As the school year comes to a close, the yearning for summer gets stronger. For seniors across the country it is the end of one chapter, and the beginning of a new one. They are about to be released from their city’s school system and into the real world to become functional adults.

 

Considering this is their last year, seniors develop what is called “senioritis”. The symptoms include, showing up to school twenty minutes after the bell, skipping classes, and turning in work a month late (or not at all). Like many of her peers, Senior Alisson Meza didn’t believe in senioritis until it happened to her. Meza says, “You get to this point where you’re like ‘I’m a senior, I’ve already gotten into college and I know where I’m going. You start to have a lack of motivation but you just gotta push through because hey you’re almost there, one step closer into graduation.”

 

Like any other senior, she is motivated by three things: warmer weather, graduation, and looking forward to what’s to come in the future.

 

    Most seniors are juggling the stress of trying to get into colleges with jobs, sports, keeping up with school, and more.

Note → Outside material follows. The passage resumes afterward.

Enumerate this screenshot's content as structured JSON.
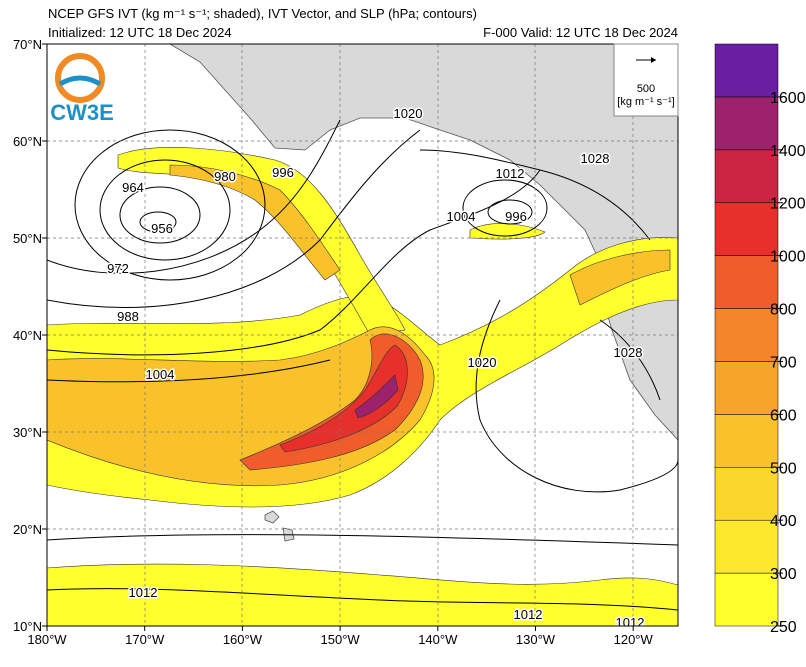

Meza is not one to keep from having her hands full with an internship with congressman Himes at the government center, babysitting, tutoring, and volunteering at Person to Person, where she has been a youth group leader for two years.

 

    With all of this going on it leaves one question: how do you stay sane? Meza says it consists of “ spontaneous adventures, mini photoshoots, and reading a lot.” With all of the stress, the remedy will always be friends and doing things you love. Like Meza says, “The key is doing what makes you happy with the ones who make you happy.”